The 1990s marked a transformative period in the understanding and treatment of autism. This decade saw a significant evolution in how autism was conceptualized, moving towards a more neurologically-informed perspective. As scientific knowledge advanced, intervention strategies began to shift, leading to the emergence and refinement of various therapeutic and educational approaches. This era laid foundational groundwork for many current practices in autism support.
Prevailing Understanding of Autism
The 1990s saw a significant shift in understanding autism, moving away from psychogenic theories that attributed it to parenting styles. Autism became recognized as a neurological disorder with biological underpinnings.
A pivotal moment was the 1994 introduction of the Diagnostic and Statistical Manual of Mental Disorders, Fourth Edition (DSM-IV). The DSM-IV expanded diagnostic criteria, categorizing autism under Pervasive Developmental Disorders (PDD). This manual included Autistic Disorder, Asperger’s Disorder, Pervasive Developmental Disorder-Not Otherwise Specified (PDD-NOS), Rett’s Disorder, and Childhood Disintegrative Disorder. The inclusion of Asperger’s Disorder, often described as “high-functioning” autism, broadened the diagnostic landscape and contributed to a more inclusive view of autism as a spectrum.
Behavioral and Educational Strategies
Behavioral and educational strategies formed the core of autism treatment in the 1990s, with Applied Behavior Analysis (ABA) gaining prominence. ABA is a structured, intensive intervention focusing on how behaviors are influenced by their environment. It breaks down complex skills into smaller, teachable steps, systematically teaching them using positive reinforcement. This approach aims to increase helpful behaviors while decreasing those that might impede learning.
ABA programs in the 1990s often involved labor-intensive, one-on-one interventions, frequently providing 25 to 40 hours of therapy per week for several years. These interventions targeted improvements in communication, social interaction, daily living skills, and intellectual functioning. Emphasis was placed on observable and measurable behaviors, with careful documentation to ensure evidence-based practices.
Alongside ABA, the Treatment and Education of Autistic and Related Communication Handicapped Children (TEACCH) program was another influential educational model. Developed in the 1960s and established statewide in North Carolina by 1972, TEACCH emphasizes structured teaching environments. This method leverages the visual processing strengths often observed in individuals with autism, using visual schedules and organized physical spaces to enhance understanding and independence. TEACCH also promotes parent involvement, viewing parents as co-therapists who apply structured teaching techniques at home.
Supportive Therapeutic Interventions
Beyond behavioral and educational approaches, supportive therapeutic interventions were important in 1990s autism treatment. Speech-Language Pathology (SLP) was essential for addressing communication differences. SLPs worked on verbal and non-verbal communication skills, helping individuals develop language, improve articulation, and understand social communication nuances. For non-speaking individuals, SLPs explored alternative communication methods like gestures, picture exchange systems, or electronic devices.
Occupational Therapy (OT) focused on improving daily living skills, fine and gross motor coordination, and addressing sensory processing challenges. Occupational therapists helped individuals engage in meaningful activities by adapting tasks or environments, enhancing independence in self-care, play, and social participation. This included strategies for emotional regulation and safety awareness.
Sensory Integration Therapy, often provided by occupational therapists, was a common intervention designed to help individuals process sensory information more effectively. This therapy aimed to organize sensory input from the environment, particularly focusing on tactile, vestibular, and proprioceptive senses. The goal was to help individuals regulate their responses to sensory stimuli, which could manifest as over- or under-reactivity, and improve their ability to participate in daily life.

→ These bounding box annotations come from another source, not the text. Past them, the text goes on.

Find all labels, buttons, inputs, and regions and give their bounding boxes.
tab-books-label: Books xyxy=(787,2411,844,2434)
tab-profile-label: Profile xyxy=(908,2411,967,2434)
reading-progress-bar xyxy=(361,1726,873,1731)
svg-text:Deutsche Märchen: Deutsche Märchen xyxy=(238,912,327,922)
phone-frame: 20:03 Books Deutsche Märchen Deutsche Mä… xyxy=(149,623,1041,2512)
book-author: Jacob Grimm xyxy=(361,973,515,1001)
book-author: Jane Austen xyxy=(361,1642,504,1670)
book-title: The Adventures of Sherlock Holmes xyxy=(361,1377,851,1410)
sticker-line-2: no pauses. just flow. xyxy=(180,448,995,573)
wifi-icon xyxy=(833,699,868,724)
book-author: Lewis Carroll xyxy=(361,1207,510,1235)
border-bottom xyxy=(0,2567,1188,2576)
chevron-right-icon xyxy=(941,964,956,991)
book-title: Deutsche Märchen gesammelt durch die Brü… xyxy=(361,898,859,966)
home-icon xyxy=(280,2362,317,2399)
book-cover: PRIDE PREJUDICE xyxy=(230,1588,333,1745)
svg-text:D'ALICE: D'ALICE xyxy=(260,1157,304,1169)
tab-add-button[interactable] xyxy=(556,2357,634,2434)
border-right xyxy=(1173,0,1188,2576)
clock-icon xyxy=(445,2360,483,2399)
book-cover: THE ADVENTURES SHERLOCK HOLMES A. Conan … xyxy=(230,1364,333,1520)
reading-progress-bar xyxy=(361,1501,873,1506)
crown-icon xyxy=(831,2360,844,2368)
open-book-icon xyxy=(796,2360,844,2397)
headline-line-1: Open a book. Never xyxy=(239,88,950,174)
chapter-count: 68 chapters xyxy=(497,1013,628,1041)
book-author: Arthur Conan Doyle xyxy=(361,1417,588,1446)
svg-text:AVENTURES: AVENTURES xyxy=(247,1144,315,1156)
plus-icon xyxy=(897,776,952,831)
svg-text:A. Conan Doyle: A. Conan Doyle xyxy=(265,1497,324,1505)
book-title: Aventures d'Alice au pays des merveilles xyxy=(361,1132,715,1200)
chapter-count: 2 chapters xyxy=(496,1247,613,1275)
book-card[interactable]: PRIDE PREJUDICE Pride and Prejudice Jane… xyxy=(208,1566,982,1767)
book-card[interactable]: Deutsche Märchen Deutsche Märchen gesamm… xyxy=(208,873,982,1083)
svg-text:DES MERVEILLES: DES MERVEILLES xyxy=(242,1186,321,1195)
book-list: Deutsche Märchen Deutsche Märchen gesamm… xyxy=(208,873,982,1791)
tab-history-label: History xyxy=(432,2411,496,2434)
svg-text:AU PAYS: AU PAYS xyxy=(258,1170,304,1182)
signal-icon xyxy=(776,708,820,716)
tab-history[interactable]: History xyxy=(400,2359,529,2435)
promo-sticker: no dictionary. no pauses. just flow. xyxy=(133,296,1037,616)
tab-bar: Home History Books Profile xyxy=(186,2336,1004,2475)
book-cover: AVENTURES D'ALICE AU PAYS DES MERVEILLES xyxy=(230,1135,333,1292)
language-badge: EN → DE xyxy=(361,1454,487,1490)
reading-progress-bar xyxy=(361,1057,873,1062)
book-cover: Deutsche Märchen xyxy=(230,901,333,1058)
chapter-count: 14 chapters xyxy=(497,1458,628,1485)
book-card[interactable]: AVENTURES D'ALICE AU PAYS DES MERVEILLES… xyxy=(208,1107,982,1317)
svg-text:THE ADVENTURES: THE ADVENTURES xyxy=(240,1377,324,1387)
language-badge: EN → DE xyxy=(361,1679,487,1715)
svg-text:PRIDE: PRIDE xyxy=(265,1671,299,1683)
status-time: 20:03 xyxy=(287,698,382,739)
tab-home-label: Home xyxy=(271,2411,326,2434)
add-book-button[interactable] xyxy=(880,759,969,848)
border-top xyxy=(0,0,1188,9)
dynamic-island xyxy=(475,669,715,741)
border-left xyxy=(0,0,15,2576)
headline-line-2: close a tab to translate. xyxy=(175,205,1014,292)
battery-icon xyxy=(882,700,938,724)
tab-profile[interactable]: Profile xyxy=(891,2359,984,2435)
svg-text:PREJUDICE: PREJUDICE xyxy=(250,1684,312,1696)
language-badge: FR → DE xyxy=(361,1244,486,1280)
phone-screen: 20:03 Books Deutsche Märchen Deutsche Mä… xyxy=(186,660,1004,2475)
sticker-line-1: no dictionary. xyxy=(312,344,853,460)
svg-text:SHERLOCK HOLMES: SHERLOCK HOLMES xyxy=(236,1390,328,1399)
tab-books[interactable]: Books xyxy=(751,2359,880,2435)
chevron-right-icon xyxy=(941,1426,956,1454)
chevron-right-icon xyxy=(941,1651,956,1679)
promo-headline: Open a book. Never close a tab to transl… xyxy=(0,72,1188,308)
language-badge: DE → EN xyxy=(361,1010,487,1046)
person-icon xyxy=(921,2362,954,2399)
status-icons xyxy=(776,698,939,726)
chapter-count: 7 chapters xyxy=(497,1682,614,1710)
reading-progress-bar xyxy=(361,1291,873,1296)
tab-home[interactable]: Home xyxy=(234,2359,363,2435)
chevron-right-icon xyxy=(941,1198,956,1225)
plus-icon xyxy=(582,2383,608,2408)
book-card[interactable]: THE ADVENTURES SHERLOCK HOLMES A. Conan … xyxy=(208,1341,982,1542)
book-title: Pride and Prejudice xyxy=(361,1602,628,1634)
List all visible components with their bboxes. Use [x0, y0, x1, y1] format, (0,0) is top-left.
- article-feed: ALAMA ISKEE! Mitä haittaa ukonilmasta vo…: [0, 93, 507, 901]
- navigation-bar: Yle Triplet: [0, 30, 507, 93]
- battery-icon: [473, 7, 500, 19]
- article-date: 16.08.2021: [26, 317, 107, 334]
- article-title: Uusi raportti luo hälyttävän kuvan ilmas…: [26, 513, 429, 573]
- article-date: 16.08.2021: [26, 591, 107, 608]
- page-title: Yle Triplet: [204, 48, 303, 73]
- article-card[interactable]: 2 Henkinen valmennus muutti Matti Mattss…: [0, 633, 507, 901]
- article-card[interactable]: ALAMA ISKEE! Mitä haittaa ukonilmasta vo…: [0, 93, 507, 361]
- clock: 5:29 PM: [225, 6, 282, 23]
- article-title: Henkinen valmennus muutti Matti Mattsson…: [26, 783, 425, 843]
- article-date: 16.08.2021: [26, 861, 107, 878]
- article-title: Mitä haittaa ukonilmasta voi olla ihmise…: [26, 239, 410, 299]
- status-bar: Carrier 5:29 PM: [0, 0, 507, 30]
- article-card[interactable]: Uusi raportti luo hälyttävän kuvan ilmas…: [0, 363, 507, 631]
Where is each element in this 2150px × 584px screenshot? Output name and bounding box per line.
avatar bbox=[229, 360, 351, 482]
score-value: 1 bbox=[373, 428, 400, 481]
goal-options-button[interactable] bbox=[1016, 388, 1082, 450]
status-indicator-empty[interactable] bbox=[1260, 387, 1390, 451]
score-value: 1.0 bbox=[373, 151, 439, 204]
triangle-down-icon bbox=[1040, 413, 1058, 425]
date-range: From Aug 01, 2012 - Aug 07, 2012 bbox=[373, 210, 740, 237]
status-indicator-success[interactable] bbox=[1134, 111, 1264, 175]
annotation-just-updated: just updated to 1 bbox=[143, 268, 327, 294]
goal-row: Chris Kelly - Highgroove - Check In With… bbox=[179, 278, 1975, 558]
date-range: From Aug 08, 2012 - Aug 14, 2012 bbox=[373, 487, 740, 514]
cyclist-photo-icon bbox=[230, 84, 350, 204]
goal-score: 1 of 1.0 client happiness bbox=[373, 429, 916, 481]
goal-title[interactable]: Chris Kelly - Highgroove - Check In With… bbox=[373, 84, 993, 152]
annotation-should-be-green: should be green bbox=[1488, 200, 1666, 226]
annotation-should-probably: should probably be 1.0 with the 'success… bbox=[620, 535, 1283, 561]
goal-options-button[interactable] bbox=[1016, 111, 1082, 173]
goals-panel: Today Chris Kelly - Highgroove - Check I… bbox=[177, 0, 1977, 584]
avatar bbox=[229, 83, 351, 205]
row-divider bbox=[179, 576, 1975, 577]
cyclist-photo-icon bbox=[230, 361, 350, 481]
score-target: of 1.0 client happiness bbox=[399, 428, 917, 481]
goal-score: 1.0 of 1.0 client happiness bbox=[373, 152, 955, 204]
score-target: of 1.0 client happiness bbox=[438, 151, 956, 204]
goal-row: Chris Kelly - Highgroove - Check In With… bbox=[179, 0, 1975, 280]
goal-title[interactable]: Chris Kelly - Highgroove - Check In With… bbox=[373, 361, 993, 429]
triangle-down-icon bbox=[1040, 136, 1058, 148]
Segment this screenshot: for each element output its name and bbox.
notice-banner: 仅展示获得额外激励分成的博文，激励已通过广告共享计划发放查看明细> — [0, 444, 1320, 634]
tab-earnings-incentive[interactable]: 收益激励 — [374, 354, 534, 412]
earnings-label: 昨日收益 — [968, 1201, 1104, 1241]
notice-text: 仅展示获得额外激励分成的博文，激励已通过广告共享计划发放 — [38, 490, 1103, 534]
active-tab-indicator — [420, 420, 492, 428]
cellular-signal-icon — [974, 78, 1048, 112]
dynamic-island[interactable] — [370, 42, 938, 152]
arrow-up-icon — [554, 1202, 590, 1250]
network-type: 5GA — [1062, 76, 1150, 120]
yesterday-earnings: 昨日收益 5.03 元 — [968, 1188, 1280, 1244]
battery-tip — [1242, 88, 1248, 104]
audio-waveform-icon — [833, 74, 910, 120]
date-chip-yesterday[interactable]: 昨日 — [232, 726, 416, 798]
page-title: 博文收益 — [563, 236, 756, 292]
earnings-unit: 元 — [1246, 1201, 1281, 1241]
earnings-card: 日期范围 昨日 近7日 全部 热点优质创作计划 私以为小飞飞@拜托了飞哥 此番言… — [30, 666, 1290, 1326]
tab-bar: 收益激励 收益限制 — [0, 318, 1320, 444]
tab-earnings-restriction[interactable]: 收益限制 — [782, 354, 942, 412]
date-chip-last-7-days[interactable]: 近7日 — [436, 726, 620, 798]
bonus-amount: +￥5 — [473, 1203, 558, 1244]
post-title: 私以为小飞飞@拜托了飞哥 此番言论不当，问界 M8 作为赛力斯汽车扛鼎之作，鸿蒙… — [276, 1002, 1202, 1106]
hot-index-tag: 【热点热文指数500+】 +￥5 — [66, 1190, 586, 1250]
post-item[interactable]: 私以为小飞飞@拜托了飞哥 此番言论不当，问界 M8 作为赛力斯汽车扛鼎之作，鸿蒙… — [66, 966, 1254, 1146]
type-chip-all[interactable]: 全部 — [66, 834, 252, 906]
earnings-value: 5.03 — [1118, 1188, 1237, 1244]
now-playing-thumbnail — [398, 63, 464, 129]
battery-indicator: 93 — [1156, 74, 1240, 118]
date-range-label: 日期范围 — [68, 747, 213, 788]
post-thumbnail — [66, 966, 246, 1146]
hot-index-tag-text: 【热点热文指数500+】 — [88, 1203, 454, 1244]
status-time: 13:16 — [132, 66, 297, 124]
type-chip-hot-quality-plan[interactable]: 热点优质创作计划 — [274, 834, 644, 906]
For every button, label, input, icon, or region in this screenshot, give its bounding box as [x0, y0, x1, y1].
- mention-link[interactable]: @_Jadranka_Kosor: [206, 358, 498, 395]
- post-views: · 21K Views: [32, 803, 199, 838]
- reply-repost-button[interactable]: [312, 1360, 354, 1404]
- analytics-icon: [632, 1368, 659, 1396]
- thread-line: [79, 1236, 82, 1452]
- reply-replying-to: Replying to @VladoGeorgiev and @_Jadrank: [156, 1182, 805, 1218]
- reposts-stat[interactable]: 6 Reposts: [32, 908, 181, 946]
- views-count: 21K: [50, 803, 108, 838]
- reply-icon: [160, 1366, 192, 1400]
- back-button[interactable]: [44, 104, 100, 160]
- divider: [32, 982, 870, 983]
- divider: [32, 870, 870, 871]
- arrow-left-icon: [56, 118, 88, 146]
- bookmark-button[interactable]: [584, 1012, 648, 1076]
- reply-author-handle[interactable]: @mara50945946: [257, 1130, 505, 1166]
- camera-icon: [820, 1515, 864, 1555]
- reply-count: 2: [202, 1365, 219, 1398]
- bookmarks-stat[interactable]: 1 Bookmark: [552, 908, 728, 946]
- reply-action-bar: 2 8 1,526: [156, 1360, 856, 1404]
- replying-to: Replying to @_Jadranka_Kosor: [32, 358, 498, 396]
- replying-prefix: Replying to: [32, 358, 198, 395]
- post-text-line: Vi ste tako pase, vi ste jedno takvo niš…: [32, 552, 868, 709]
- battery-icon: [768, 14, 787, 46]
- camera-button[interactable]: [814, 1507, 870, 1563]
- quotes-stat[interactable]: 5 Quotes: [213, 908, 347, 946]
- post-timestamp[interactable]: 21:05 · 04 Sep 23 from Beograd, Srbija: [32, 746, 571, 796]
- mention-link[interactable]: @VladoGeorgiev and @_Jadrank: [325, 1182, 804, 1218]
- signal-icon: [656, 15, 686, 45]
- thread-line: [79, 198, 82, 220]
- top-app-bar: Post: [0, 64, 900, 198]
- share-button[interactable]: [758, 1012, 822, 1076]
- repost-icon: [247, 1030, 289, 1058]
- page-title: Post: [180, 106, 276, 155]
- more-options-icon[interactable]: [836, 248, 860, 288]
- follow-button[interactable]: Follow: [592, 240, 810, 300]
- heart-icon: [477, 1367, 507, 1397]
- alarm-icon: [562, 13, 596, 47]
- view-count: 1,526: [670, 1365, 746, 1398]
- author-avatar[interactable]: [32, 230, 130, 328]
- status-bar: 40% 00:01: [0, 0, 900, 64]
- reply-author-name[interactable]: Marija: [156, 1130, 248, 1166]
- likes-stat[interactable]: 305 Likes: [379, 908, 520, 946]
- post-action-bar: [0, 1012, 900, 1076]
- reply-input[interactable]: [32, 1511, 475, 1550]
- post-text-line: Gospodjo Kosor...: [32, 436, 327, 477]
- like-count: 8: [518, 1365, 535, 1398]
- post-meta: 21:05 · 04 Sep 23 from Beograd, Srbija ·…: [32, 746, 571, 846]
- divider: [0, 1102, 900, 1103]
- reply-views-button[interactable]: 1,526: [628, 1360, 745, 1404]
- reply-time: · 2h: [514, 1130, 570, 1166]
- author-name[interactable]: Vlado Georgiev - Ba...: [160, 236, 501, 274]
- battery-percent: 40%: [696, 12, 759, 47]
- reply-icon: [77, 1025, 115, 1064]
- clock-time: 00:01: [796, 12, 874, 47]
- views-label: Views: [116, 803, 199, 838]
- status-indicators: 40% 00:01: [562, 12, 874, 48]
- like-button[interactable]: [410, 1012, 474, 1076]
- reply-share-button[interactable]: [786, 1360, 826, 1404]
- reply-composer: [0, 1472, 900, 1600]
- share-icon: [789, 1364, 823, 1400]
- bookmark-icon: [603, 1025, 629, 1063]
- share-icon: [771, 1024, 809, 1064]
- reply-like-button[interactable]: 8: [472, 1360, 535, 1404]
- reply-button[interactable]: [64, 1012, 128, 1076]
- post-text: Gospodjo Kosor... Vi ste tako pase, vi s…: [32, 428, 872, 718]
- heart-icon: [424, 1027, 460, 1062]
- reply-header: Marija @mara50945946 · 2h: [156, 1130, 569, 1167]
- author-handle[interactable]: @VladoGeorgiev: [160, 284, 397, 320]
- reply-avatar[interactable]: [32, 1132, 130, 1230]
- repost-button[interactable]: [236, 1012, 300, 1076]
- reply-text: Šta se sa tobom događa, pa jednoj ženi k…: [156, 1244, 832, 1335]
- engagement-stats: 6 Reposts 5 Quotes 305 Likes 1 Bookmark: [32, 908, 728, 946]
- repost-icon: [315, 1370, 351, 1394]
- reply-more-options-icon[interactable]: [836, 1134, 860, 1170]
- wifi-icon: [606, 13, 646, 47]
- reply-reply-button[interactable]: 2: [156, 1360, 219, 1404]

Medical and Complementary Approaches
In the 1990s, medical interventions for autism primarily focused on managing co-occurring conditions rather than treating autism itself, as no medications were specifically approved for core autism symptoms. Medications were sometimes prescribed to address associated challenges like anxiety, hyperactivity, aggression, or seizures. Certain antipsychotics like risperidone, introduced in the early 1990s, were used off-label for irritability and aggression, though not FDA-approved for autism until later. Selective serotonin reuptake inhibitors (SSRIs) were also explored for repetitive behaviors or anxiety, though their efficacy in children with autism remained inconclusive.
The 1990s also saw growing interest in Complementary and Alternative Medicine (CAM) approaches. These included dietary interventions, vitamin and mineral supplements, and other non-conventional therapies. One prominent example was the gluten-free, casein-free (GFCF) diet, theorized to alleviate autism symptoms by eliminating certain proteins believed to cause adverse reactions. While families explored these options, often driven by anecdotal reports and a desire for solutions, robust scientific evidence supporting the widespread efficacy of many CAM treatments was limited at the time. Many approaches lacked rigorous study, and some were later found to be ineffective or even potentially hazardous.